1st Narconon Graduate Wants to Help Others

First Narconon Graduate Wants to Help Others

Boston Herald Traveler and Boston Record American

December 27, 1972

Christmas miracles really happen. Ask Clayton Ellis, 43, of Cambridge.

This is his story. Much of it is sordid and depressing. But, it has a happy ending. Or, perhaps, the ending should be called a beginning.

In 1950 when he was only 21 years old, Ellis admits he had already developed a serious drinking problem which had led to crime.

He was convicted in that year of four counts of armed robbery - a liquor store and three taxi drivers.

THREE YEARS later, he was released on parole from Norfolk Prison Colony. He gave up a life of crime, but by his own admission his drinking problems got worse.

Several years later, Ellis sought the aid of Alcoholics Anonymous. That, he said, served only to convince him he was not an alcoholic - only a drunk. His problems continued.

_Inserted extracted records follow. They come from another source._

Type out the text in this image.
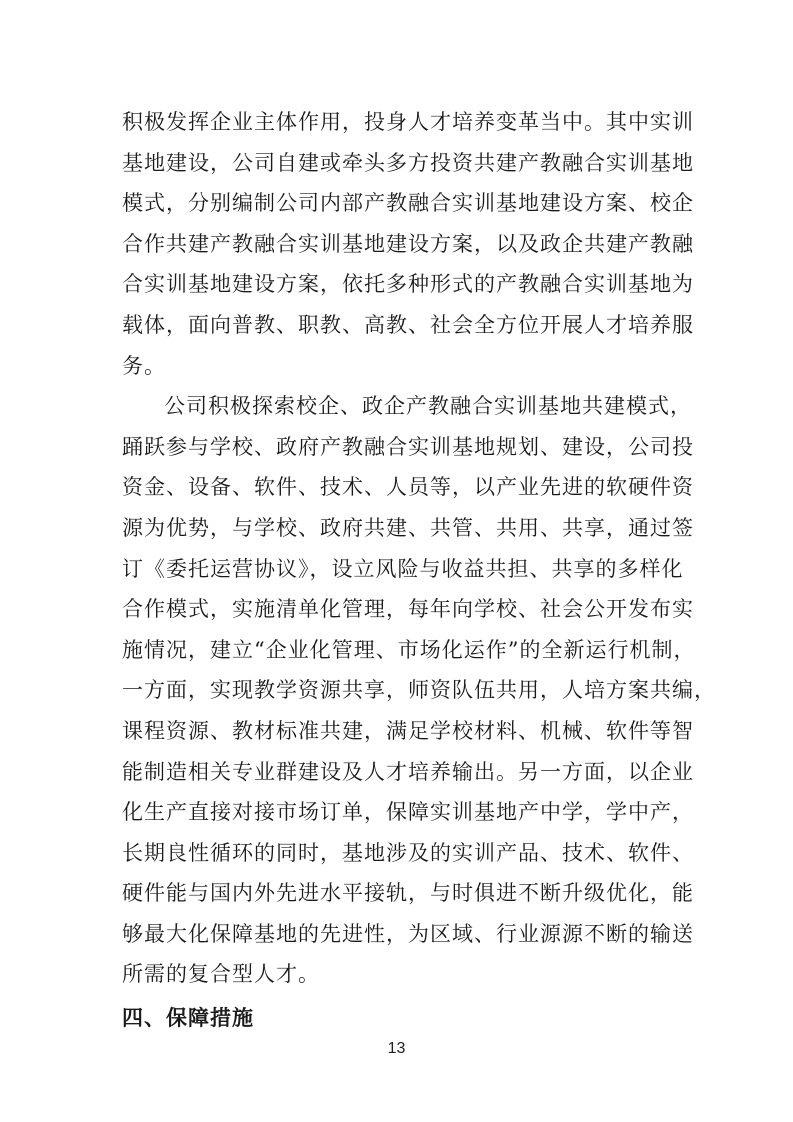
积极发挥企业主体作用，投身人才培养变革当中。其中实训
基地建设，公司自建或牵头多方投资共建产教融合实训基地
模式，分别编制公司内部产教融合实训基地建设方案、校企
合作共建产教融合实训基地建设方案，以及政企共建产教融
合实训基地建设方案，依托多种形式的产教融合实训基地为
载体，面向普教、职教、高教、社会全方位开展人才培养服
务。
公司积极探索校企、政企产教融合实训基地共建模式，
踊跃参与学校、政府产教融合实训基地规划、建设，公司投
资金、设备、软件、技术、人员等，以产业先进的软硬件资
源为优势，与学校、政府共建、共管、共用、共享，通过签
订《委托运营协议》，设立风险与收益共担、共享的多样化
合作模式，实施清单化管理，每年向学校、社会公开发布实
施情况，建立“企业化管理、市场化运作”的全新运行机制，
一方面，实现教学资源共享，师资队伍共用，人培方案共编，
课程资源、教材标准共建，满足学校材料、机械、软件等智
能制造相关专业群建设及人才培养输出。另一方面，以企业
化生产直接对接市场订单，保障实训基地产中学，学中产，
长期良性循环的同时，基地涉及的实训产品、技术、软件、
硬件能与国内外先进水平接轨，与时俱进不断升级优化，能
够最大化保障基地的先进性，为区域、行业源源不断的输送
所需的复合型人才。
四、保障措施
13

Then in 1967, he was sentenced to two years for assault and battery.

In the fall of 1968, he entered Westboro State Hospital was treated for 18 months in attempts to kick the drinking habit. The treatment was unsuccessful.

This year, he ended up at Boston’s Long Island City Hospital in Quincy, where he first contacted an organization called Narconon.

Narconon is a drug and alcohol prevention and rehabilitation program started in 1966 in Arizona State Prison. Since then, it has expanded around the world.

Ellis was Narconon’s the first graduate at the Long Island Hospital in February.

“Through the Narconon program the whole world changed,” he said.

Deac Finn, Narconon’s New England Director, says the program works by helping the addict or the alcoholic locate and handle the source of his problem.

“While it is recognized that each individual takes drugs or alcohol for reasons peculiar to the individual, these reasons can be broadly categorized as problems of two types,” Finn explained.

He continued by labeling the types “something the person wants to avoid” and something the person wants to do or achieve and has been unable to do.”

For Clayton Ellis, his problem was that he wanted to avoid something: his left leg.

Ellis said: “On the medical records, my leg is totally paralyzed,” said Clayton. “I was born with polio, and I’ve always walked with a bad limp.”

He admitted that he never could confront “being a cripple, so I started taking to booze.

“Once I realized what the real problem was, I no longer needed the booze,” he declared. “When I completed the program, I had regained the feeling in my leg. I don’t have the limp at all anymore.”

Today, the future looks bright to Clayton Ellis. He now holds a fulltime job and plans to devote his evenings to working with Narconon.

“I want to offer to others the helping hand that I had,” he said, continuing, “it’s the best thing that happened to me and I’d like to see it continued.”

Finn is training to become a Narconon Supervisor. He will eventually become the director of the program at Long Island City Hospital.

His other plans for the future include another try at marriage. “Both my marriages failed because of booze,” he stated, adding he felt many divorces are caused by one or both partners being alcoholics unable to handle their problems.

As far as Clayton Ellis is concerned, a whole new world has opened for him. “I’m 43 years old, but I don’t feel it. I feel like I’m 23 years old and just getting started. It’s a beautiful thing,” he concluded.